RÛHUL KUDÜS
RÛHUL KUDÜS
روح القدس
Kur’ân-ı Kerîm’de Cebrâil için kullanılan bir isim.
Müellif:
Rûhu’l-kudüs tabiri Kur’ân-ı Kerîm’de üçü Hz. Îsâ
(el-Bakara 2/87, 253; el-Mâide 5/110), biri Kur’an’la (en-Nahl 16/102) ilgili
olan dört âyette geçmekte, dördünde de Cebrâil kastedilmektedir. Hz. Îsâ
hakkındaki âyetlerde onun Rûhulkudüs ile desteklendiği, Nahl sûresinde (16/102)
ilâhî vahyin Rûhulkudüs vasıtasıyla indirildiği bildirilmektedir. Kur’an’da ruh
kavramı “er-rûh” şeklinde tek başına kullanıldığı gibi değişik terkiplerle
Allah’a nisbet edilerek veya rûhu’l-kudüs, er-rûhu’l-emîn gibi tabirlerle Cebrâil,
ilâhî vahiy, ilâhî vahiy olarak İncil, Kur’an ve Hz. Îsâ için kullanılmıştır
(bk. RUH; RÛHULEMÎN).
Kur’ân-ı Kerîm’de sadece ruh kelimesiyle birlikte geçen kudüs “yüce olmak,
temiz olmak, kutsal olmak” mânasına gelir. “Temiz ruh, bereket ruhu, mukaddes
ruh” anlamındaki Rûhulkudüs’le ilgili çeşitli yorumlar söz konusudur.
Bazılarına göre kudüs kelimesi kuddûs gibi Allah’ın isimlerindendir;
dolayısıyla Rûhulkudüs, “rûhullah” demektir. Bu görüşü savunanlar, Hz. Îsâ
Rûhulkudüs ile desteklendiği ve Rûhulkudüs de Allah’ın ruhu olduğu için Hz.
Îsâ’ya rûhullah (en-Nisâ 4/171) denildiğini belirtirler. Bir rivayete göre
Rûhulkudüs, Allah’ın ism-i a‘zamıdır, Hz. Îsâ bununla ölüleri diriltmişti.
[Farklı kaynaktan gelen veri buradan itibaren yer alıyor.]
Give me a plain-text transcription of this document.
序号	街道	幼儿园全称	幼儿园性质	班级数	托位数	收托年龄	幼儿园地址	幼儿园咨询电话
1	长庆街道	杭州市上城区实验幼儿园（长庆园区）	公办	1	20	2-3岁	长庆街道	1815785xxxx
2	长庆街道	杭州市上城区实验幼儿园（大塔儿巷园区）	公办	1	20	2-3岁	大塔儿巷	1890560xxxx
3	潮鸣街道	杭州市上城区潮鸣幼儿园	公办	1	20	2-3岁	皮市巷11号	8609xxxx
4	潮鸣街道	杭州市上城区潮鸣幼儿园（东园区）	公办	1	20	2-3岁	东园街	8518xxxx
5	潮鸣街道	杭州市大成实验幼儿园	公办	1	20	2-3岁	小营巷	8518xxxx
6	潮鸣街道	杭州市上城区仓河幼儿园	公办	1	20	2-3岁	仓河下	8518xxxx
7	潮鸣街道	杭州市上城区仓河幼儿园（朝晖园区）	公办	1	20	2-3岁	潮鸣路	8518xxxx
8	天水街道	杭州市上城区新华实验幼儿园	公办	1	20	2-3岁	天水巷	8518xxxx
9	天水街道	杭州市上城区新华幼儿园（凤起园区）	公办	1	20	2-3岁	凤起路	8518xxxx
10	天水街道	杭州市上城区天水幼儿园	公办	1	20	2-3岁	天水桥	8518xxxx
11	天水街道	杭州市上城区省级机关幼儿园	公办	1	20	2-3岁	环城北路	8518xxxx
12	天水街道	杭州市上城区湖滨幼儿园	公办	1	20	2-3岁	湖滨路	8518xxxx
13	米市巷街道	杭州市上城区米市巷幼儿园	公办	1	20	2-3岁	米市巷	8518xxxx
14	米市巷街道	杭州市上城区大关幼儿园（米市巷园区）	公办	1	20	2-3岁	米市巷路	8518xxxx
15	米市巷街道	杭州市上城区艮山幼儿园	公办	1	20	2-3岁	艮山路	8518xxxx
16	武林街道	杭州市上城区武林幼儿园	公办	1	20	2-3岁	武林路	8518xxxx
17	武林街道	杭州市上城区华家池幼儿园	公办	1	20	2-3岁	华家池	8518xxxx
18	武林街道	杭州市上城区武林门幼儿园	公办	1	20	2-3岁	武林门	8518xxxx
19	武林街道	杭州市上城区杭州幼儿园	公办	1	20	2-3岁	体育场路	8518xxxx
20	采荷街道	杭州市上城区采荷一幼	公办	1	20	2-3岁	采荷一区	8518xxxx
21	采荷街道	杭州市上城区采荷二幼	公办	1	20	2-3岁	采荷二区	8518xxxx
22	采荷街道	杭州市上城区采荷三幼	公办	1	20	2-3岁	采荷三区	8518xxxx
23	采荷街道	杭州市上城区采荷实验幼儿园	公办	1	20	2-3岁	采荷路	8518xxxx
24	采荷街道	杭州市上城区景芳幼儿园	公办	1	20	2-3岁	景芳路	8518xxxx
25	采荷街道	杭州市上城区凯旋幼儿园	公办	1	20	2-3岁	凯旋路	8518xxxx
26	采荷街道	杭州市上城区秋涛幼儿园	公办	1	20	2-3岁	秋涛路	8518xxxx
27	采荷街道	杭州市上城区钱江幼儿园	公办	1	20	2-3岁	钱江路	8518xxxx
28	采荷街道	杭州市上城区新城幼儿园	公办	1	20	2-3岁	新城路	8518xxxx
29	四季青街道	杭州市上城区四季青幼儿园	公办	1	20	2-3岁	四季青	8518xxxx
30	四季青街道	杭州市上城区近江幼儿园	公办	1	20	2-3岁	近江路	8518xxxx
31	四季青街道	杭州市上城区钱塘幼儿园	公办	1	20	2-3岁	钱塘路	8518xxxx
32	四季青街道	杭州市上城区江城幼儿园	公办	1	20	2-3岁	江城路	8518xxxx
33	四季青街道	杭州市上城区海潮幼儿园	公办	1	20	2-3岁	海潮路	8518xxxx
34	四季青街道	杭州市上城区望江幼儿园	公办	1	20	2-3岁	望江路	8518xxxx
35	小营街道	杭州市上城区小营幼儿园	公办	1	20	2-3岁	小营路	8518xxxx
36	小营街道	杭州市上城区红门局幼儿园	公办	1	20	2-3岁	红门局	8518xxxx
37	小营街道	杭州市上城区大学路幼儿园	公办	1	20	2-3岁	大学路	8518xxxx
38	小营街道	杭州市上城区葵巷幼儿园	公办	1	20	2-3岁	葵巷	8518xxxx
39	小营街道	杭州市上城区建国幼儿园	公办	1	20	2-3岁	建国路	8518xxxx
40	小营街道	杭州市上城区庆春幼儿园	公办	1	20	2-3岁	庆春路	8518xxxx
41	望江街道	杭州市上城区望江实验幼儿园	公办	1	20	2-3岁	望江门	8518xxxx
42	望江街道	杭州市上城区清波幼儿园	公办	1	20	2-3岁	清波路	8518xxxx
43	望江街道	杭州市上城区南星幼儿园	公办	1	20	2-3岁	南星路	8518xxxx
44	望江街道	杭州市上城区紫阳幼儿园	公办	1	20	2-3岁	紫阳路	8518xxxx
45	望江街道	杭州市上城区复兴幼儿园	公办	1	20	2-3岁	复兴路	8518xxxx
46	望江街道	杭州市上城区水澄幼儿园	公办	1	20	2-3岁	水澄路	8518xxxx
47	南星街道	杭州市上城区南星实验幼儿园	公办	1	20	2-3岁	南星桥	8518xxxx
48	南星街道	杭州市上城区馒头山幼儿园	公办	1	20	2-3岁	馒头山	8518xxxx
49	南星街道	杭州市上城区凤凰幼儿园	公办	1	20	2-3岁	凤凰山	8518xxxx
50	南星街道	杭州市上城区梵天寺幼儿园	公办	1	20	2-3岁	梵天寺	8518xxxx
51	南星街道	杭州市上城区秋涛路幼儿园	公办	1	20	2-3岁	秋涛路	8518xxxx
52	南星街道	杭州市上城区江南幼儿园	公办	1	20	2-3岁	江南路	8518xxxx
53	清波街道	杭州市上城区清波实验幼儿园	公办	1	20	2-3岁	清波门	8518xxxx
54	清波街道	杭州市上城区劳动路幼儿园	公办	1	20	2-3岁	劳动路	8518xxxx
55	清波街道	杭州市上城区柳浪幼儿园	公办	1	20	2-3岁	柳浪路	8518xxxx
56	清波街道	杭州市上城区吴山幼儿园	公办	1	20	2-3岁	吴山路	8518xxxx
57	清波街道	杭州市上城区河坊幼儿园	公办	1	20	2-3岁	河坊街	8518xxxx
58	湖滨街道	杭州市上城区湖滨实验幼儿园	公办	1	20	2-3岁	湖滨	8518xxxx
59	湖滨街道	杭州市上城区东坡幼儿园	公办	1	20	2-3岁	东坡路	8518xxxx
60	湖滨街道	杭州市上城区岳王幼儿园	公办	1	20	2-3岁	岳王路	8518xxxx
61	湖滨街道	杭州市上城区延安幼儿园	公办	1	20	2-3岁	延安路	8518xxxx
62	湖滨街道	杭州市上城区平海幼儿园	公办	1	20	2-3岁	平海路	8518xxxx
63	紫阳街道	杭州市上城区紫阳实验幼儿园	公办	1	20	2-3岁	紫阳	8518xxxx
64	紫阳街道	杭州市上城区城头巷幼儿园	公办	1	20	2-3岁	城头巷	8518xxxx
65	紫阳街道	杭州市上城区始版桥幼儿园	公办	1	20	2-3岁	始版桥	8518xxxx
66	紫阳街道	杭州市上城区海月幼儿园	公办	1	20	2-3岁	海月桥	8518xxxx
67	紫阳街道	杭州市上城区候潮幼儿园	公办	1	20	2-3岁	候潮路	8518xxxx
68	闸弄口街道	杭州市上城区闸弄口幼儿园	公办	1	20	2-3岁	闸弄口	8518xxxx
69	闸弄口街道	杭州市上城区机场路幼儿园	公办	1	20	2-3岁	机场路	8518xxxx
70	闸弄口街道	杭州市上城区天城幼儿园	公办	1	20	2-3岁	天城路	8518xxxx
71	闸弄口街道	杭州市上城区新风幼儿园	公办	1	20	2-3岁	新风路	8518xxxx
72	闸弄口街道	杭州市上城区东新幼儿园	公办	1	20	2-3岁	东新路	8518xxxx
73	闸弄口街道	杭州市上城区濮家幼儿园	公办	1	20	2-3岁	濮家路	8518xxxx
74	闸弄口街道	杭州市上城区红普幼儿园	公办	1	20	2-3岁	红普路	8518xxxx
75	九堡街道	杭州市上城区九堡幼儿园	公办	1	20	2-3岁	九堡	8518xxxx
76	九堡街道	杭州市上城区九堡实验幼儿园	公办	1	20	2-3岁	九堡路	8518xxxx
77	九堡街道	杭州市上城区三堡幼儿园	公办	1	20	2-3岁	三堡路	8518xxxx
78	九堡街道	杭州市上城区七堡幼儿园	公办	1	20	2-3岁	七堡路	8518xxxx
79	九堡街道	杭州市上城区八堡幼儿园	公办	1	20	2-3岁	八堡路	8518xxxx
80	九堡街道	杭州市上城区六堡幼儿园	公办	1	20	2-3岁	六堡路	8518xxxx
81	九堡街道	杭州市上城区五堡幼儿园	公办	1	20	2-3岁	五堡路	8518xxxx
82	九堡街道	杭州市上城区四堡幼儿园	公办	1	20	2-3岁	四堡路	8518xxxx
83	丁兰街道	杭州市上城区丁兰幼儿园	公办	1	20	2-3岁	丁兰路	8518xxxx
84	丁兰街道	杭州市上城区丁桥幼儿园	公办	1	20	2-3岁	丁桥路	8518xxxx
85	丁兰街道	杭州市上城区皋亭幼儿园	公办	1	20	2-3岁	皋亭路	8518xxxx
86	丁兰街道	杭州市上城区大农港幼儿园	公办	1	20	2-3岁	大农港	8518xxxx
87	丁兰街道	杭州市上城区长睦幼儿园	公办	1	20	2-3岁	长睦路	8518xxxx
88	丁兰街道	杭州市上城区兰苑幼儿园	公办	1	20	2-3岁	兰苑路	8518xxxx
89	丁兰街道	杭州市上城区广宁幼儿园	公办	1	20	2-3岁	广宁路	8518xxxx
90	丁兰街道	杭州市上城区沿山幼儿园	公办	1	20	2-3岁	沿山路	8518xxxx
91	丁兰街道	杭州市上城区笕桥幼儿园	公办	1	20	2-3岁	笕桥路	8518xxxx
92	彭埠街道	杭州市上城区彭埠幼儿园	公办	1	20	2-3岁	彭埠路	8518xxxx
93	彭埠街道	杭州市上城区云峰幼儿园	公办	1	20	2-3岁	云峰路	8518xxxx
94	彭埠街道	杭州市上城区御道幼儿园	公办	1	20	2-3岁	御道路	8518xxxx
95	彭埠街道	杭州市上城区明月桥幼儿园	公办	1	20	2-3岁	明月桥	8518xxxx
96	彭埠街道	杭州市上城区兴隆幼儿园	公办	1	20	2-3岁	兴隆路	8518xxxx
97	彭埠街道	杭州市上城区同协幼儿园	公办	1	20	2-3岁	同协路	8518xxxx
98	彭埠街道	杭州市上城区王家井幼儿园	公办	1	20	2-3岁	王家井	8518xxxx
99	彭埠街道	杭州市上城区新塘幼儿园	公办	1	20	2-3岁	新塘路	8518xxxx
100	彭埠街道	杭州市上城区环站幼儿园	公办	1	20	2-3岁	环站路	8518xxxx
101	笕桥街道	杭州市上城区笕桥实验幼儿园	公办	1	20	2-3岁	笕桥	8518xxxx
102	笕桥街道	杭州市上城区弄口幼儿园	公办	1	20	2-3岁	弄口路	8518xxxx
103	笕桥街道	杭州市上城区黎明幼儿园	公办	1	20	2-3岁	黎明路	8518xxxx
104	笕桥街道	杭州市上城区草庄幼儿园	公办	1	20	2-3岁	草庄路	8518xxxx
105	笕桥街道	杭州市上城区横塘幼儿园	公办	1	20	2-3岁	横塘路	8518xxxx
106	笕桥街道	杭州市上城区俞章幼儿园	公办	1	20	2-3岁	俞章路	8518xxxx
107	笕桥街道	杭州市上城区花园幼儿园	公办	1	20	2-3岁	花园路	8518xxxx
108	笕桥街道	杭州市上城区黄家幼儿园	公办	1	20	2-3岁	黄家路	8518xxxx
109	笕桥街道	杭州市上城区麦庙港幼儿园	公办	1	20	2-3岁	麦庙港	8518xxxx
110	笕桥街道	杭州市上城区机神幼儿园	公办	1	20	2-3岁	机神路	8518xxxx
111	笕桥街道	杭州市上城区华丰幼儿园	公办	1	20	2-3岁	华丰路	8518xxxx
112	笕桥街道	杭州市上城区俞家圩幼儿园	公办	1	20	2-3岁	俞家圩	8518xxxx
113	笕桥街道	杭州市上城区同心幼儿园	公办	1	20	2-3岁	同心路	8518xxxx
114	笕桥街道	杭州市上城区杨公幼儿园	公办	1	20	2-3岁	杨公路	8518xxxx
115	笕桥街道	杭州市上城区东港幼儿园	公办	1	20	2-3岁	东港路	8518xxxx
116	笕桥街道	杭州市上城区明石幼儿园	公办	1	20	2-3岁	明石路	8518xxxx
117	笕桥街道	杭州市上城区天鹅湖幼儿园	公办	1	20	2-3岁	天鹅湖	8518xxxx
“İşte böylece sana da emrimizden bir ruh vahyettik” meâlindeki âyette (eş-Şûrâ
42/52) ruhla Kur’an kastedildiğine göre Îsâ’nın desteklendiği Rûhulkudüs’ün
İncil olduğu da ileri sürülmüştür. Ancak yorumlar içinde en doğrusunun
Rûhulkudüs’ün Cebrâil olduğuna dair rivayet olduğu belirtilmektedir (Elmalılı,
I, 342-344; ayrıca bk. CEBRÂİL). Cebrâil’e ruh denilmesi Allah katında
mertebesinin yüce olduğunu açıklamak ve onu şereflendirmek içindir. Beden nasıl
ruhla diriliyorsa din de vahyi getiren Cebrâil ile hayat bulmaktadır. Ayrıca
ruhanî bir varlık olduğu için de Cebrâil’e bu isim verilmiştir.
Meryem sûresinde (19/17) Hz. Meryem’e Îsâ’nın müjdelenmesi olayı anlatılırken,
“Onlarla kendi arasına bir perde çekmişti. Biz de ona ruhumuzu gönderdik.
Meryem’e düzgün bir insan şeklinde göründü” denilmekte olup burada geçen
“ruhumuz” (rûhanâ) ifadesiyle Cebrâil’in kastedildiği kabul edilir. Esasen
Kur’an’da Hz. Meryem’e çocuğunun olacağını meleklerin müjdelediği bildirilmekte
(Âl-i İmrân 3/45-47), dolayısıyla düzgün bir insan şekline girerek Meryem’e
müjde veren bu ilâhî ruhun melek olduğu anlaşılmaktadır. İncil’e göre de Hz.
Meryem’e bir çocuk doğuracağını müjdeleyen melek Cebrâil’dir (Luka, 1/26-38).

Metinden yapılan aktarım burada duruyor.